Frank Lloyd Wright said architecture should be a “festival for the eye”—beautiful and uplifting.
In Armstrong Auditorium, we have beautiful chandeliers with Austrian Schwartz crystal. We have onyx and candelabra from Iran. We have a swan sculpture from England. We have a spring-fed lake next to it, and we have flowerbeds and plants and trees growing all around. Going into that building is a real festival for all the senses—bringing all the arts together.
Wright talked about architecture being prophetic—for life, for uplifting life in the future, making people happy and delighted to be inside a building. That is what we are striving to achieve on this campus: to make it a small foretaste of the wonderful World Tomorrow. This land is a prophecy!
The physical and the spiritual all tie together in harmony. When you bring it all together, nothing else will stir your imagination quite like it. It was all created by God! It is all orchestrated to lift the spirit of man.

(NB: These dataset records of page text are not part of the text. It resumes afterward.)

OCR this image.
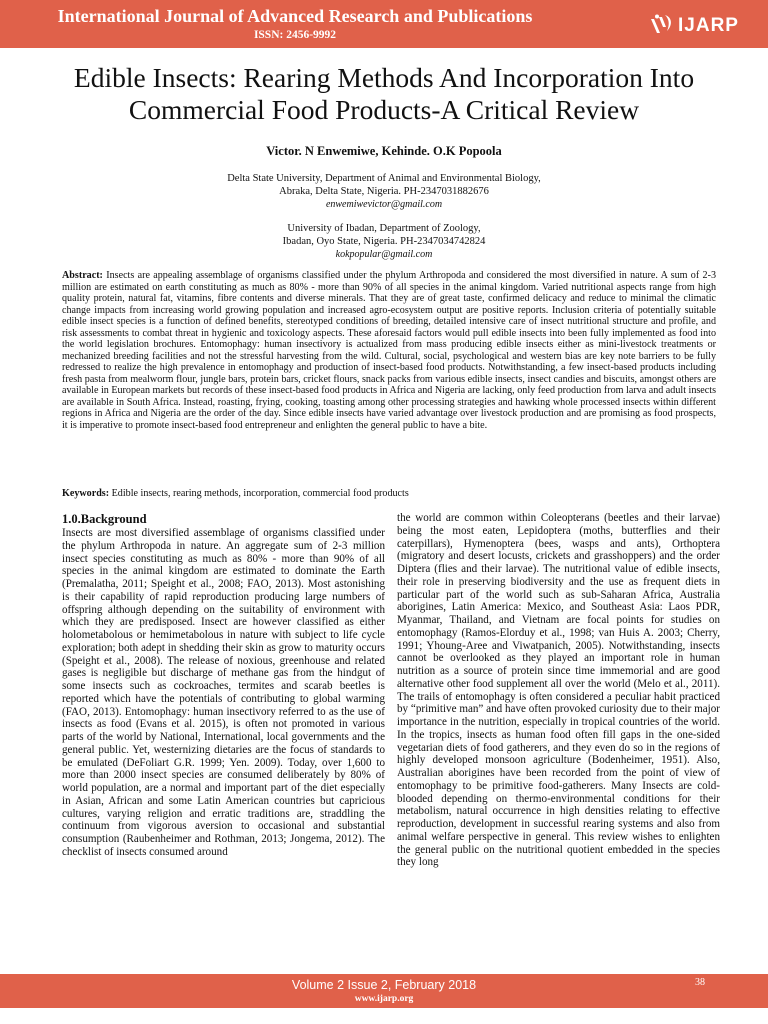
International Journal of Advanced Research and Publications
ISSN: 2456-9992	IJARP
Edible Insects: Rearing Methods And Incorporation Into Commercial Food Products-A Critical Review
Victor. N Enwemiwe, Kehinde. O.K Popoola
Delta State University, Department of Animal and Environmental Biology,
Abraka, Delta State, Nigeria. PH-2347031882676
enwemiwevictor@gmail.com
University of Ibadan, Department of Zoology,
Ibadan, Oyo State, Nigeria. PH-2347034742824
kokpopular@gmail.com
Abstract: Insects are appealing assemblage of organisms classified under the phylum Arthropoda and considered the most diversified in nature. A sum of 2-3 million are estimated on earth constituting as much as 80% - more than 90% of all species in the animal kingdom. Varied nutritional aspects range from high quality protein, natural fat, vitamins, fibre contents and diverse minerals. That they are of great taste, confirmed delicacy and reduce to minimal the climatic change impacts from increasing world growing population and increased agro-ecosystem output are positive reports. Inclusion criteria of potentially suitable edible insect species is a function of defined benefits, stereotyped conditions of breeding, detailed intensive care of insect nutritional structure and profile, and risk assessments to combat threat in hygienic and toxicology aspects. These aforesaid factors would pull edible insects into been fully implemented as food into the world legislation brochures. Entomophagy: human insectivory is actualized from mass producing edible insects either as mini-livestock treatments or mechanized breeding facilities and not the stressful harvesting from the wild. Cultural, social, psychological and western bias are key note barriers to be fully redressed to realize the high prevalence in entomophagy and production of insect-based food products. Notwithstanding, a few insect-based products including fresh pasta from mealworm flour, jungle bars, protein bars, cricket flours, snack packs from various edible insects, insect candies and biscuits, amongst others are available in European markets but records of these insect-based food products in Africa and Nigeria are lacking, only feed production from larva and adult insects are available in South Africa. Instead, roasting, frying, cooking, toasting among other processing strategies and hawking whole processed insects within different regions in Africa and Nigeria are the order of the day. Since edible insects have varied advantage over livestock production and are promising as food prospects, it is imperative to promote insect-based food entrepreneur and enlighten the general public to have a bite.
Keywords: Edible insects, rearing methods, incorporation, commercial food products
1.0.Background

Insects are most diversified assemblage of organisms classified under the phylum Arthropoda in nature. An aggregate sum of 2-3 million insect species constituting as much as 80% - more than 90% of all species in the animal kingdom are estimated to dominate the Earth (Premalatha, 2011; Speight et al., 2008; FAO, 2013). Most astonishing is their capability of rapid reproduction producing large numbers of offspring although depending on the suitability of environment with which they are predisposed. Insect are however classified as either holometabolous or hemimetabolous in nature with subject to life cycle exploration; both adept in shedding their skin as grow to maturity occurs (Speight et al., 2008). The release of noxious, greenhouse and related gases is negligible but discharge of methane gas from the hindgut of some insects such as cockroaches, termites and scarab beetles is reported which have the potentials of contributing to global warming (FAO, 2013). Entomophagy: human insectivory referred to as the use of insects as food (Evans et al. 2015), is often not promoted in various parts of the world by National, International, local governments and the general public. Yet, westernizing dietaries are the focus of standards to be emulated (DeFoliart G.R. 1999; Yen. 2009). Today, over 1,600 to more than 2000 insect species are consumed deliberately by 80% of world population, are a normal and important part of the diet especially in Asian, African and some Latin American countries but capricious cultures, varying religion and erratic traditions are, straddling the continuum from vigorous aversion to occasional and substantial consumption (Raubenheimer and Rothman, 2013; Jongema, 2012). The checklist of insects consumed around

the world are common within Coleopterans (beetles and their larvae) being the most eaten, Lepidoptera (moths, butterflies and their caterpillars), Hymenoptera (bees, wasps and ants), Orthoptera (migratory and desert locusts, crickets and grasshoppers) and the order Diptera (flies and their larvae). The nutritional value of edible insects, their role in preserving biodiversity and the use as frequent diets in particular part of the world such as sub-Saharan Africa, Australia aborigines, Latin America: Mexico, and Southeast Asia: Laos PDR, Myanmar, Thailand, and Vietnam are focal points for studies on entomophagy (Ramos-Elorduy et al., 1998; van Huis A. 2003; Cherry, 1991; Yhoung-Aree and Viwatpanich, 2005). Notwithstanding, insects cannot be overlooked as they played an important role in human nutrition as a source of protein since time immemorial and are good alternative other food supplement all over the world (Melo et al., 2011). The trails of entomophagy is often considered a peculiar habit practiced by “primitive man” and have often provoked curiosity due to their major importance in the nutrition, especially in tropical countries of the world. In the tropics, insects as human food often fill gaps in the one-sided vegetarian diets of food gatherers, and they even do so in the regions of highly developed monsoon agriculture (Bodenheimer, 1951). Also, Australian aborigines have been recorded from the point of view of entomophagy to be primitive food-gatherers. Many Insects are cold-blooded depending on thermo-environmental conditions for their metabolism, natural occurrence in high densities relating to effective reproduction, development in successful rearing systems and also from animal welfare perspective in general. This review wishes to enlighten the general public on the nutritional quotient embedded in the species they long

Volume 2 Issue 2, February 2018
www.ijarp.org
38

What happens if you take all the students and instructors away from this land and these buildings? All you have are things that will deteriorate and waste away. The greatest architecture is you! That’s the real art, the real architecture, the real hope of the world! The physical things simply create the environment for people’s spirits to soar, to be happy. The greatest architecture of all is God recreating Himself.
We Know by the Name
Revelation 10:11 says that an office has to prophesy again. Mr. Armstrong did it the first time, and now God tells us to raise up the Work and do it again, adding the new revelation. That must begin with our being grounded in what God taught through Mr. Armstrong and what God is teaching today.
Just the name Herbert W. Armstrong College tells us that there was a powerful work on this Earth that God Himself established. Mr. Armstrong restored all things. We know by that name what was torn down by the Laodiceans of this age. There are people here by that name who have raised up those ruins and are raising them up by the power of God—and those people are called God’s very elect.